Yeah, it's pretty weird.

But for the most part, I find it pretty easy to ignore and use a more vanilla style of cmake. It all works fine without the component stuff


I mean, you _can_ go bare metal with Nordic chips, but you'd definitely be swimming against the current. I'm not a fan of Zephyr, but it really wasn't that much trouble to put together a docker image that would let me spin up whatever version of the SDK I needed and then just build from the docker. Quite tolerable.


The TinyCurrent or uCurrent can be used for this as well when paired with a scope with scpi. However, the ranges aren't dynamic which is annoying if you're using something a WiFi part where you're going from uA to 200mA.

https://n-fuse.co/devices/tinyCurrent-precision-low-Current-...


That was actually very much close to my use case - ESP32 modules sit right in this range.

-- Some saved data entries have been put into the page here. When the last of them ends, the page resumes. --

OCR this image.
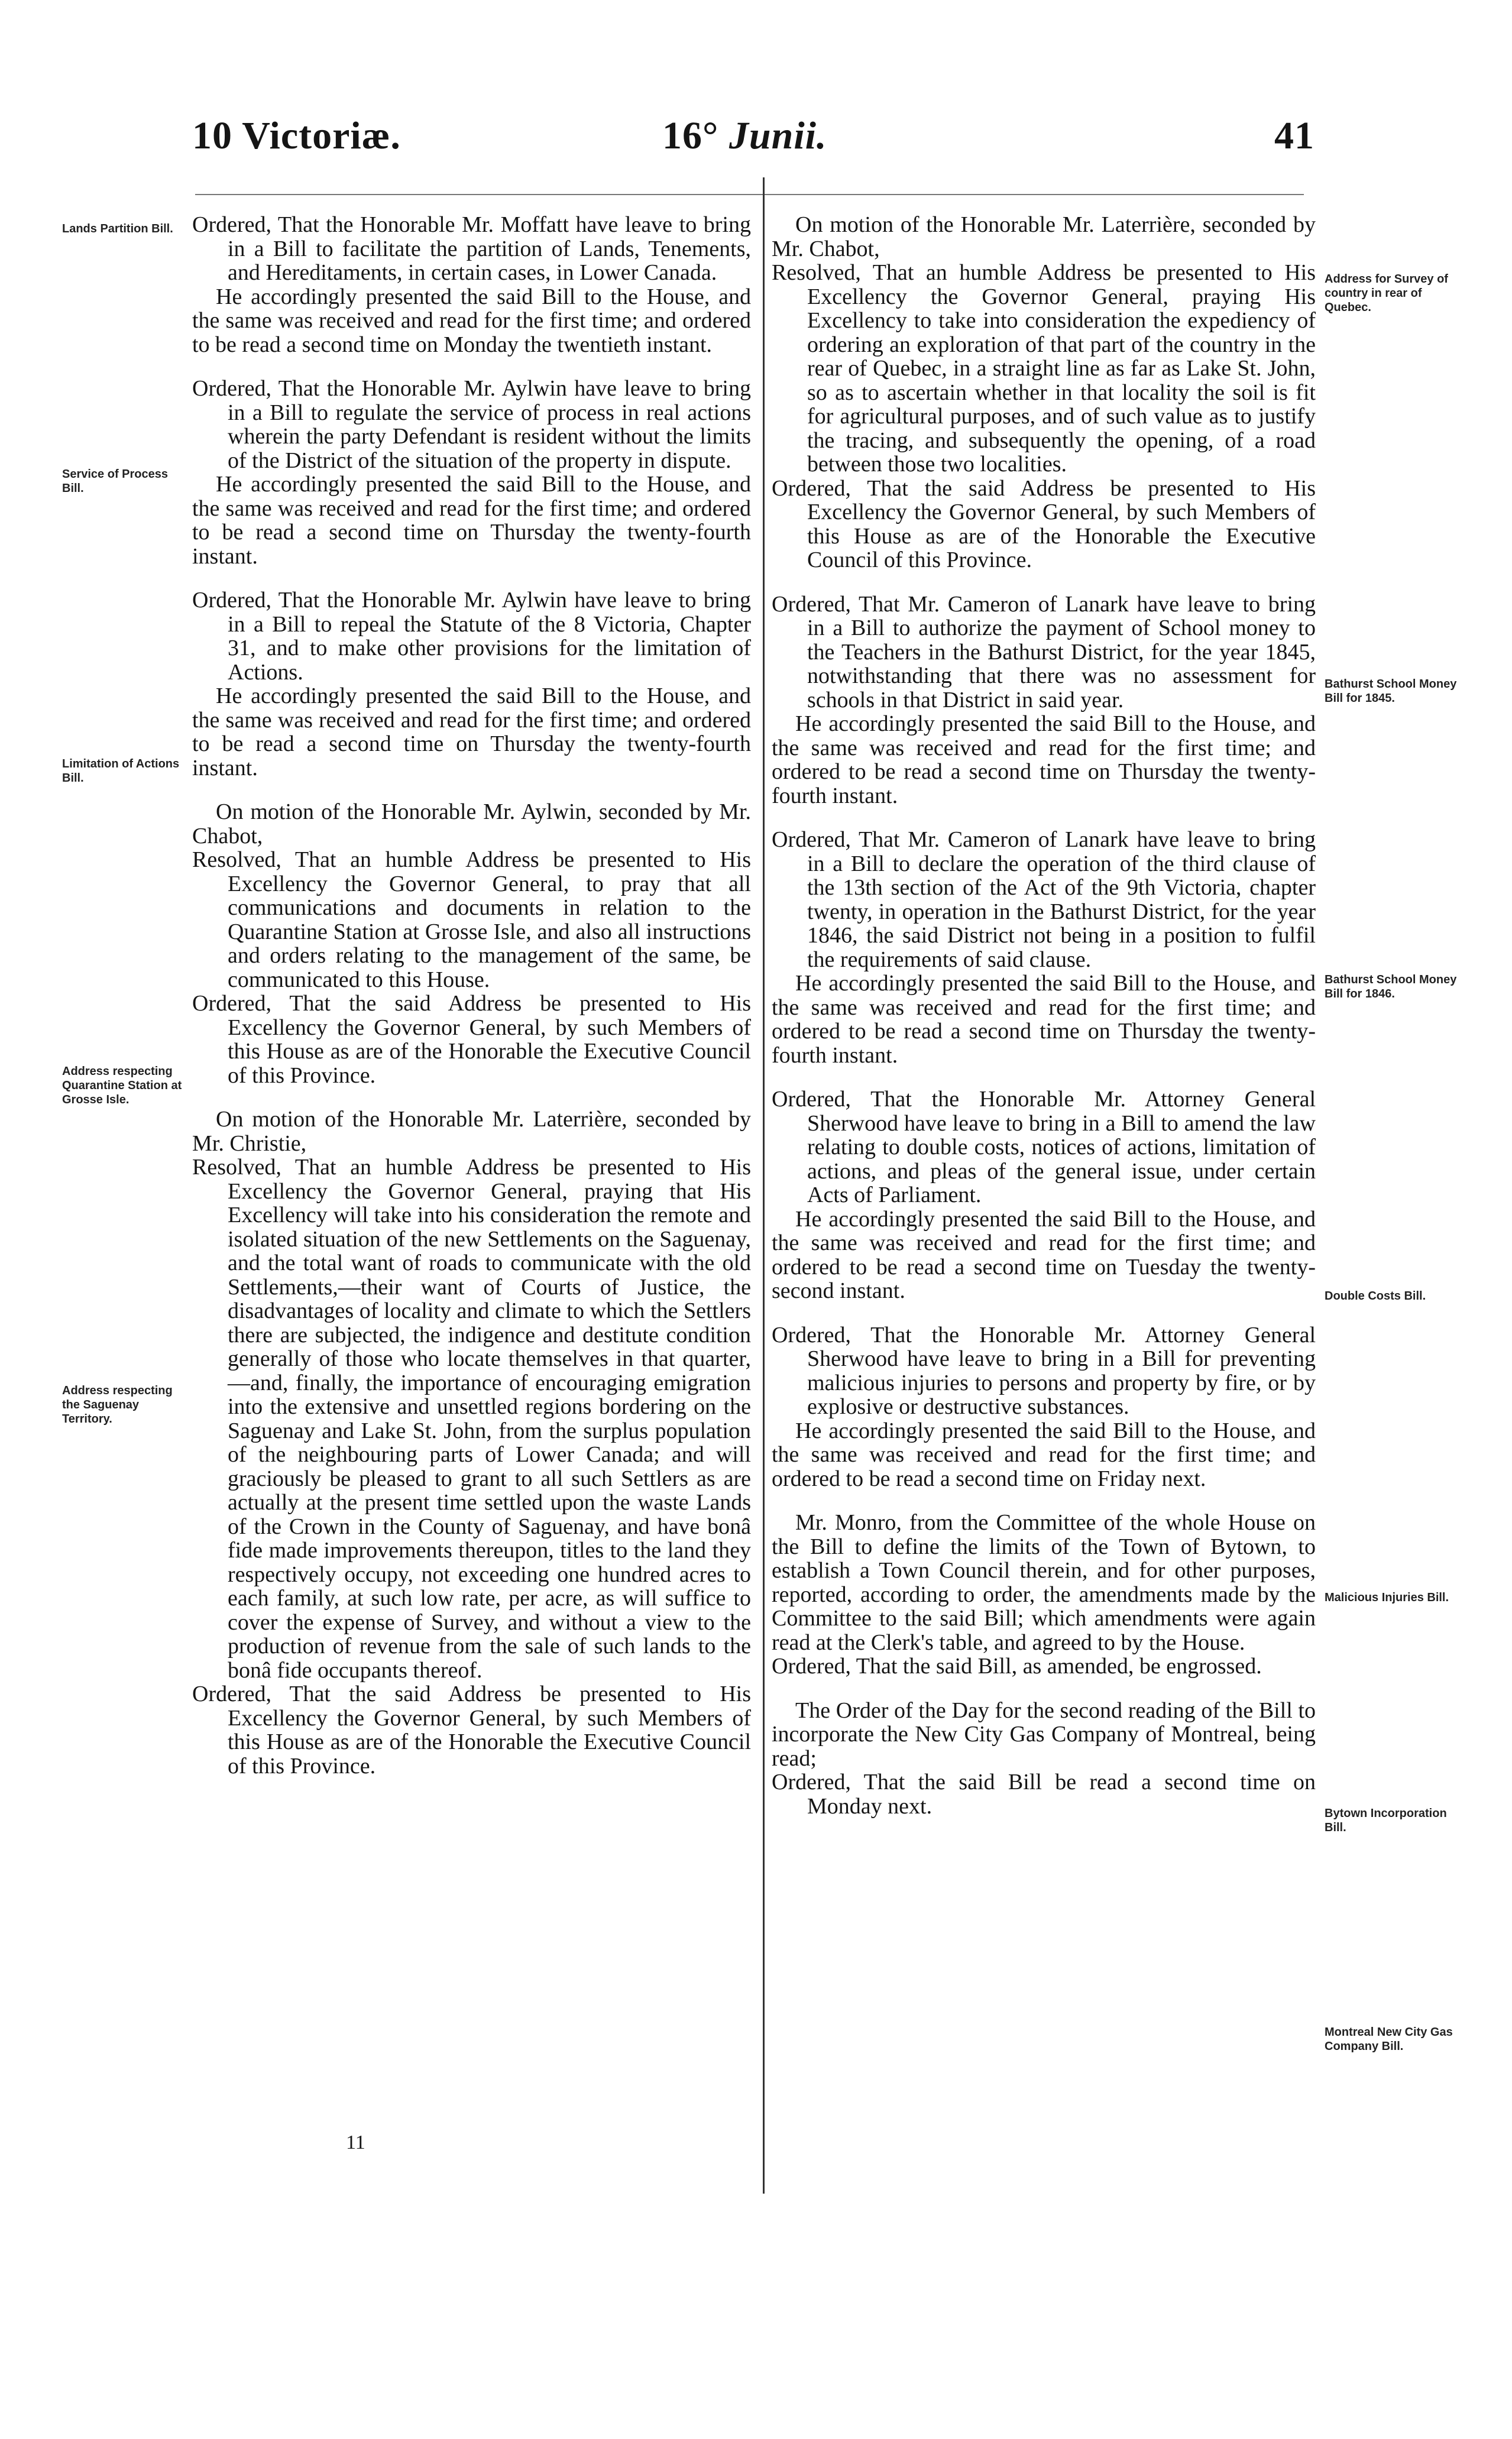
10 Victoriæ.	16° Junii.	41
Lands Partition Bill.
Service of Process Bill.
Limitation of Actions Bill.
Address respecting Quarantine Station at Grosse Isle.
Address respecting the Saguenay Territory.
Address for Survey of country in rear of Quebec.
Bathurst School Money Bill for 1845.
Bathurst School Money Bill for 1846.
Double Costs Bill.
Malicious Injuries Bill.
Bytown Incorporation Bill.
Montreal New City Gas Company Bill.

Ordered, That the Honorable Mr. Moffatt have leave to bring in a Bill to facilitate the partition of Lands, Tenements, and Hereditaments, in certain cases, in Lower Canada.

He accordingly presented the said Bill to the House, and the same was received and read for the first time; and ordered to be read a second time on Monday the twentieth instant.

Ordered, That the Honorable Mr. Aylwin have leave to bring in a Bill to regulate the service of process in real actions wherein the party Defendant is resident without the limits of the District of the situation of the property in dispute.

He accordingly presented the said Bill to the House, and the same was received and read for the first time; and ordered to be read a second time on Thursday the twenty-fourth instant.

Ordered, That the Honorable Mr. Aylwin have leave to bring in a Bill to repeal the Statute of the 8 Victoria, Chapter 31, and to make other provisions for the limitation of Actions.

He accordingly presented the said Bill to the House, and the same was received and read for the first time; and ordered to be read a second time on Thursday the twenty-fourth instant.

On motion of the Honorable Mr. Aylwin, seconded by Mr. Chabot,

Resolved, That an humble Address be presented to His Excellency the Governor General, to pray that all communications and documents in relation to the Quarantine Station at Grosse Isle, and also all instructions and orders relating to the management of the same, be communicated to this House.

Ordered, That the said Address be presented to His Excellency the Governor General, by such Members of this House as are of the Honorable the Executive Council of this Province.

On motion of the Honorable Mr. Laterrière, seconded by Mr. Christie,

Resolved, That an humble Address be presented to His Excellency the Governor General, praying that His Excellency will take into his consideration the remote and isolated situation of the new Settlements on the Saguenay, and the total want of roads to communicate with the old Settlements,—their want of Courts of Justice, the disadvantages of locality and climate to which the Settlers there are subjected, the indigence and destitute condition generally of those who locate themselves in that quarter,—and, finally, the importance of encouraging emigration into the extensive and unsettled regions bordering on the Saguenay and Lake St. John, from the surplus population of the neighbouring parts of Lower Canada; and will graciously be pleased to grant to all such Settlers as are actually at the present time settled upon the waste Lands of the Crown in the County of Saguenay, and have bonâ fide made improvements thereupon, titles to the land they respectively occupy, not exceeding one hundred acres to each family, at such low rate, per acre, as will suffice to cover the expense of Survey, and without a view to the production of revenue from the sale of such lands to the bonâ fide occupants thereof.

Ordered, That the said Address be presented to His Excellency the Governor General, by such Members of this House as are of the Honorable the Executive Council of this Province.

On motion of the Honorable Mr. Laterrière, seconded by Mr. Chabot,

Resolved, That an humble Address be presented to His Excellency the Governor General, praying His Excellency to take into consideration the expediency of ordering an exploration of that part of the country in the rear of Quebec, in a straight line as far as Lake St. John, so as to ascertain whether in that locality the soil is fit for agricultural purposes, and of such value as to justify the tracing, and subsequently the opening, of a road between those two localities.

Ordered, That the said Address be presented to His Excellency the Governor General, by such Members of this House as are of the Honorable the Executive Council of this Province.

Ordered, That Mr. Cameron of Lanark have leave to bring in a Bill to authorize the payment of School money to the Teachers in the Bathurst District, for the year 1845, notwithstanding that there was no assessment for schools in that District in said year.

He accordingly presented the said Bill to the House, and the same was received and read for the first time; and ordered to be read a second time on Thursday the twenty-fourth instant.

Ordered, That Mr. Cameron of Lanark have leave to bring in a Bill to declare the operation of the third clause of the 13th section of the Act of the 9th Victoria, chapter twenty, in operation in the Bathurst District, for the year 1846, the said District not being in a position to fulfil the requirements of said clause.

He accordingly presented the said Bill to the House, and the same was received and read for the first time; and ordered to be read a second time on Thursday the twenty-fourth instant.

Ordered, That the Honorable Mr. Attorney General Sherwood have leave to bring in a Bill to amend the law relating to double costs, notices of actions, limitation of actions, and pleas of the general issue, under certain Acts of Parliament.

He accordingly presented the said Bill to the House, and the same was received and read for the first time; and ordered to be read a second time on Tuesday the twenty-second instant.

Ordered, That the Honorable Mr. Attorney General Sherwood have leave to bring in a Bill for preventing malicious injuries to persons and property by fire, or by explosive or destructive substances.

He accordingly presented the said Bill to the House, and the same was received and read for the first time; and ordered to be read a second time on Friday next.

Mr. Monro, from the Committee of the whole House on the Bill to define the limits of the Town of Bytown, to establish a Town Council therein, and for other purposes, reported, according to order, the amendments made by the Committee to the said Bill; which amendments were again read at the Clerk's table, and agreed to by the House.

Ordered, That the said Bill, as amended, be engrossed.

The Order of the Day for the second reading of the Bill to incorporate the New City Gas Company of Montreal, being read;

Ordered, That the said Bill be read a second time on Monday next.

11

They also made a manual expresso machine, although I don't know if they continued production after the initial kickstarter run.

https://www.chronova-engineering.co.uk/epoch


Their “Fulcrum” design looks quite similar to a Flair espresso. I mean, it isn’t a complicated concept (just a press), but the resemblance is noticeable.


And the "Helix" design looks just like the Aram espresso, a bit less obvious concept (a screw), but very similar.


In the New Forest national park in the UK (where there are about 5000 free roaming ponies) they've been fitting them with reflective/hi-viz collars for years. Makes them much easier to see at night in winter.